If, in fact, some of this man's friends had communicated with the Ministry presumably something would have been done for him long ago. If it has not been done because somebody who might have been able to mention it did not do so, it still remains a fact that this man has been harshly treated, and, therefore, could something not be done to put that right?

Brigadier Smyth

It is rather difficult to answer that question. This man was pensioned at the 90 per cent. rate in 1922, and what his condition was between 1922 and 1952—he is now 68 years' old —one cannot say. All we can say is that from the moment when we had a report that his condition had deteriorated we raised his pension to 100 per cent., and that was dated from the date on which we had the report.

Mr. Burden

Can my hon. and gallant Friend say if consideration will be given to this point?

Brigadier Smyth

Of course, I will consider points brought to me, but those are the facts of this case.

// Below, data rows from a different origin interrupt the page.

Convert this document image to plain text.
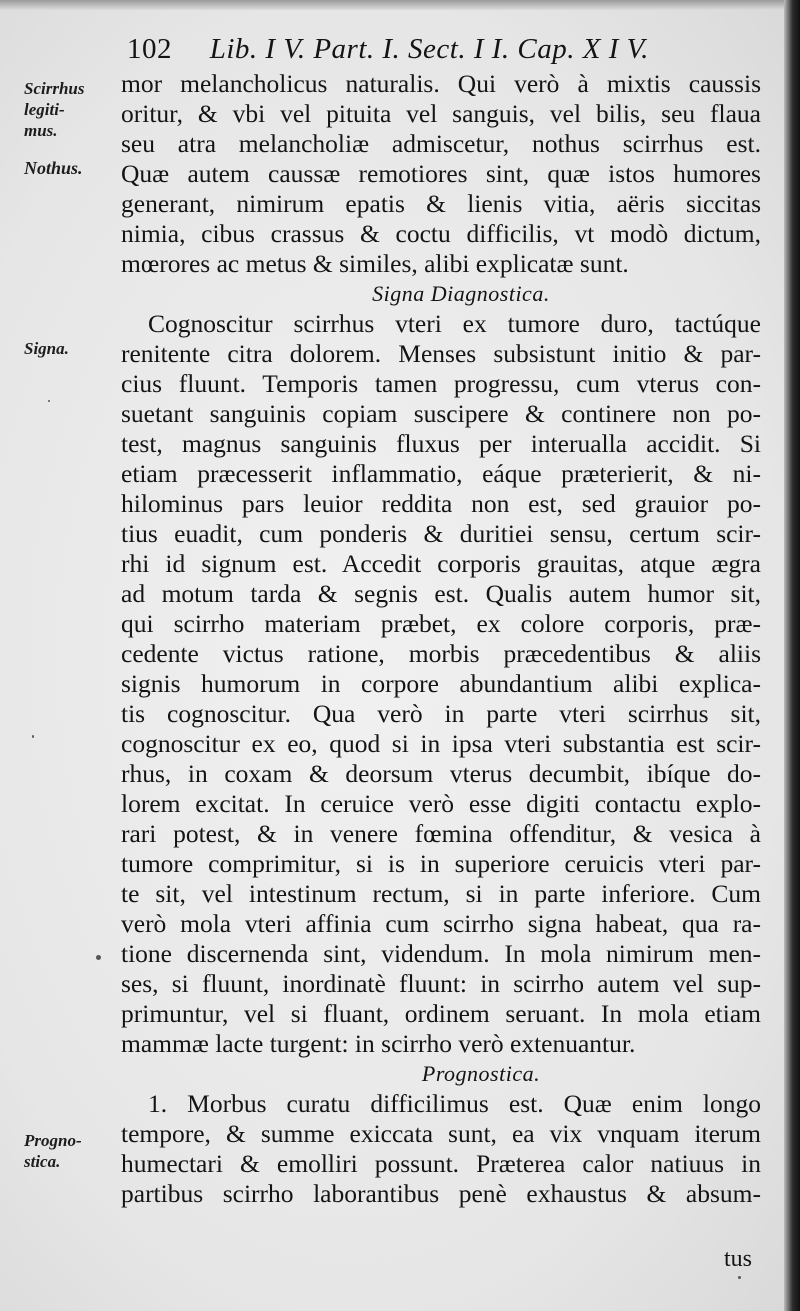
102 Lib. I V. Part. I. Sect. I I. Cap. X I V.
Scirrhus
legiti-
mus.
Nothus.
Signa.
Progno-
stica.
mor melancholicus naturalis. Qui verò à mixtis caussis
oritur, & vbi vel pituita vel sanguis, vel bilis, seu flaua
seu atra melancholiæ admiscetur, nothus scirrhus est.
Quæ autem caussæ remotiores sint, quæ istos humores
generant, nimirum epatis & lienis vitia, aëris siccitas
nimia, cibus crassus & coctu difficilis, vt modò dictum,
mœrores ac metus & similes, alibi explicatæ sunt.
Signa Diagnostica.
Cognoscitur scirrhus vteri ex tumore duro, tactúque
renitente citra dolorem. Menses subsistunt initio & par-
cius fluunt. Temporis tamen progressu, cum vterus con-
suetant sanguinis copiam suscipere & continere non po-
test, magnus sanguinis fluxus per interualla accidit. Si
etiam præcesserit inflammatio, eáque præterierit, & ni-
hilominus pars leuior reddita non est, sed grauior po-
tius euadit, cum ponderis & duritiei sensu, certum scir-
rhi id signum est. Accedit corporis grauitas, atque ægra
ad motum tarda & segnis est. Qualis autem humor sit,
qui scirrho materiam præbet, ex colore corporis, præ-
cedente victus ratione, morbis præcedentibus & aliis
signis humorum in corpore abundantium alibi explica-
tis cognoscitur. Qua verò in parte vteri scirrhus sit,
cognoscitur ex eo, quod si in ipsa vteri substantia est scir-
rhus, in coxam & deorsum vterus decumbit, ibíque do-
lorem excitat. In ceruice verò esse digiti contactu explo-
rari potest, & in venere fœmina offenditur, & vesica à
tumore comprimitur, si is in superiore ceruicis vteri par-
te sit, vel intestinum rectum, si in parte inferiore. Cum
verò mola vteri affinia cum scirrho signa habeat, qua ra-
tione discernenda sint, videndum. In mola nimirum men-
ses, si fluunt, inordinatè fluunt: in scirrho autem vel sup-
primuntur, vel si fluant, ordinem seruant. In mola etiam
mammæ lacte turgent: in scirrho verò extenuantur.
Prognostica.
1. Morbus curatu difficilimus est. Quæ enim longo
tempore, & summe exiccata sunt, ea vix vnquam iterum
humectari & emolliri possunt. Præterea calor natiuus in
partibus scirrho laborantibus penè exhaustus & absum-
tus
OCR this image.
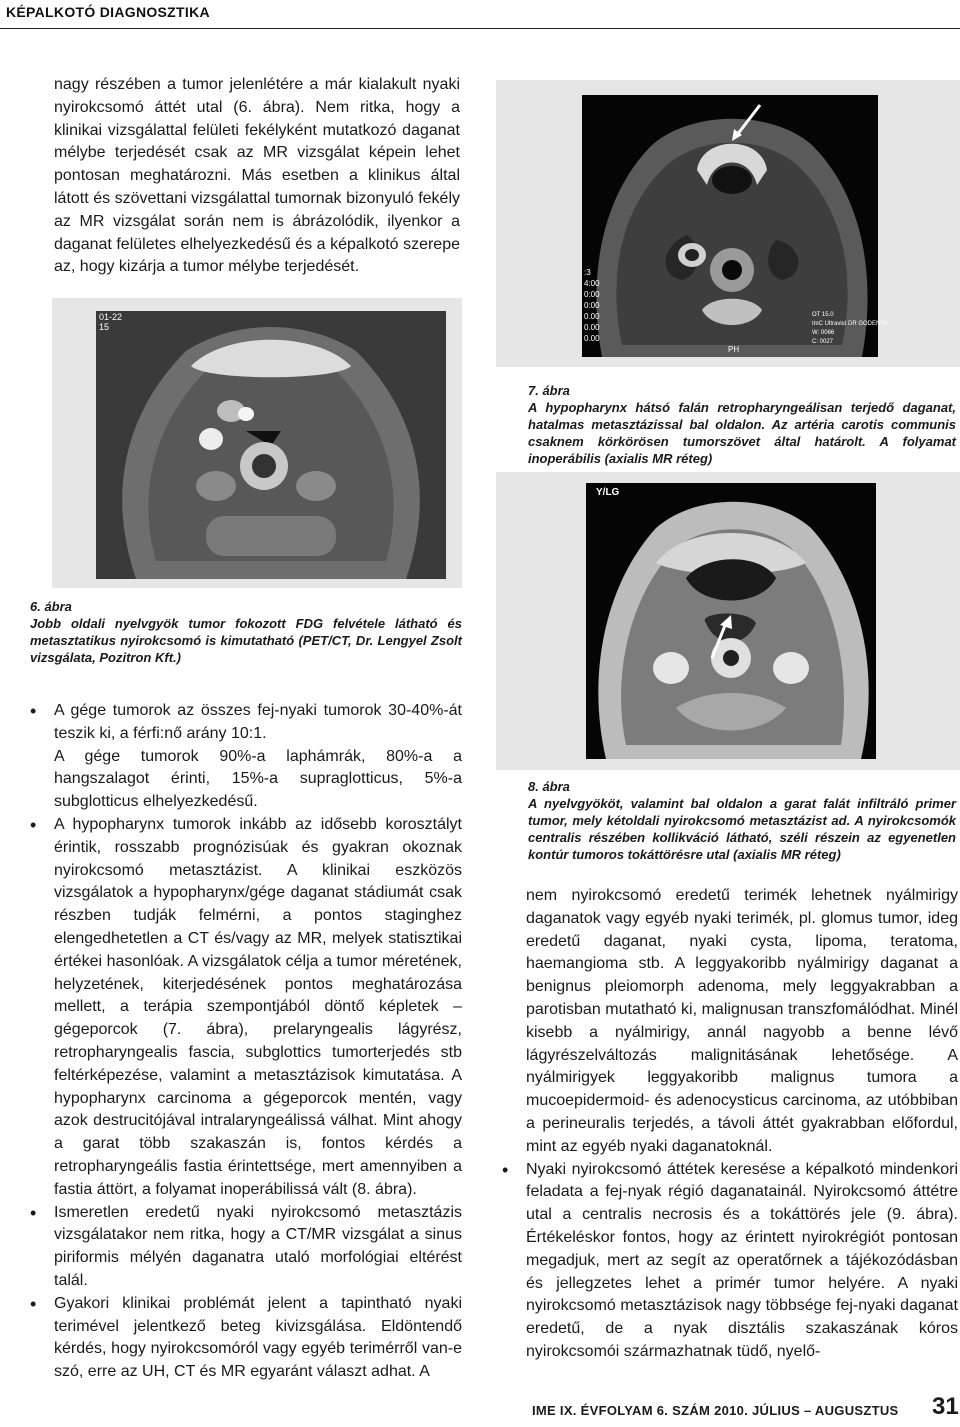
KÉPALKOTÓ DIAGNOSZTIKA

nagy részében a tumor jelenlétére a már kialakult nyaki nyirokcsomó áttét utal (6. ábra). Nem ritka, hogy a klinikai vizsgálattal felületi fekélyként mutatkozó daganat mélybe terjedését csak az MR vizsgálat képein lehet pontosan meghatározni. Más esetben a klinikus által látott és szövettani vizsgálattal tumornak bizonyuló fekély az MR vizsgálat során nem is ábrázolódik, ilyenkor a daganat felületes elhelyezkedésű és a képalkotó szerepe az, hogy kizárja a tumor mélybe terjedését.

01-22
15
6. ábra
Jobb oldali nyelvgyök tumor fokozott FDG felvétele látható és metasztatikus nyirokcsomó is kimutatható (PET/CT, Dr. Lengyel Zsolt vizsgálata, Pozitron Kft.)
:3
4:00
0:00
0:00
0.00
0.00
0.00
OT 15.0
ImC Ultravist DR GODENYA
W: 0066
C: 0027
PH
7. ábra
A hypopharynx hátsó falán retropharyngeálisan terjedő daganat, hatalmas metasztázissal bal oldalon. Az artéria carotis communis csaknem körkörösen tumorszövet által határolt. A folyamat inoperábilis (axialis MR réteg)
Y/LG
8. ábra
A nyelvgyököt, valamint bal oldalon a garat falát infiltráló primer tumor, mely kétoldali nyirokcsomó metasztázist ad. A nyirokcsomók centralis részében kollikváció látható, széli részein az egyenetlen kontúr tumoros tokáttörésre utal (axialis MR réteg)
• A gége tumorok az összes fej-nyaki tumorok 30-40%-át teszik ki, a férfi:nő arány 10:1.

A gége tumorok 90%-a laphámrák, 80%-a a hangszalagot érinti, 15%-a supraglotticus, 5%-a subglotticus elhelyezkedésű.

• A hypopharynx tumorok inkább az idősebb korosztályt érintik, rosszabb prognózisúak és gyakran okoznak nyirokcsomó metasztázist. A klinikai eszközös vizsgálatok a hypopharynx/gége daganat stádiumát csak részben tudják felmérni, a pontos staginghez elengedhetetlen a CT és/vagy az MR, melyek statisztikai értékei hasonlóak. A vizsgálatok célja a tumor méretének, helyzetének, kiterjedésének pontos meghatározása mellett, a terápia szempontjából döntő képletek – gégeporcok (7. ábra), prelaryngealis lágyrész, retropharyngealis fascia, subglottics tumorterjedés stb feltérképezése, valamint a metasztázisok kimutatása. A hypopharynx carcinoma a gégeporcok mentén, vagy azok destrucitójával intralaryngeálissá válhat. Mint ahogy a garat több szakaszán is, fontos kérdés a retropharyngeális fastia érintettsége, mert amennyiben a fastia áttört, a folyamat inoperábilissá vált (8. ábra).
• Ismeretlen eredetű nyaki nyirokcsomó metasztázis vizsgálatakor nem ritka, hogy a CT/MR vizsgálat a sinus piriformis mélyén daganatra utaló morfológiai eltérést talál.
• Gyakori klinikai problémát jelent a tapintható nyaki terimével jelentkező beteg kivizsgálása. Eldöntendő kérdés, hogy nyirokcsomóról vagy egyéb terimérről van-e szó, erre az UH, CT és MR egyaránt választ adhat. A

nem nyirokcsomó eredetű terimék lehetnek nyálmirigy daganatok vagy egyéb nyaki terimék, pl. glomus tumor, ideg eredetű daganat, nyaki cysta, lipoma, teratoma, haemangioma stb. A leggyakoribb nyálmirigy daganat a benignus pleiomorph adenoma, mely leggyakrabban a parotisban mutatható ki, malignusan transzfomálódhat. Minél kisebb a nyálmirigy, annál nagyobb a benne lévő lágyrészelváltozás malignitásának lehetősége. A nyálmirigyek leggyakoribb malignus tumora a mucoepidermoid- és adenocysticus carcinoma, az utóbbiban a perineuralis terjedés, a távoli áttét gyakrabban előfordul, mint az egyéb nyaki daganatoknál.

• Nyaki nyirokcsomó áttétek keresése a képalkotó mindenkori feladata a fej-nyak régió daganatainál. Nyirokcsomó áttétre utal a centralis necrosis és a tokáttörés jele (9. ábra). Értékeléskor fontos, hogy az érintett nyirokrégiót pontosan megadjuk, mert az segít az operatőrnek a tájékozódásban és jellegzetes lehet a primér tumor helyére. A nyaki nyirokcsomó metasztázisok nagy többsége fej-nyaki daganat eredetű, de a nyak disztális szakaszának kóros nyirokcsomói származhatnak tüdő, nyelő-
IME IX. ÉVFOLYAM 6. SZÁM 2010. JÚLIUS – AUGUSZTUS 31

Mr. John MacLeod (Ross and Cromarty)

If my hon. and gallant Friend's Department was in correspondence with the man, why was he never visited during the period of that correspondence?

Brigadier Smyth

The correspondence was not about the man's ailment but about the wife's allowance——

The Question having been proposed after Ten o'Clock, and the debate having continued for half an hour, Mr. SPEAKER adjourned the House without Question put, pursuant to the Standing Order.

Adjourned at Nineteen Minutes to Eleven o'Clock.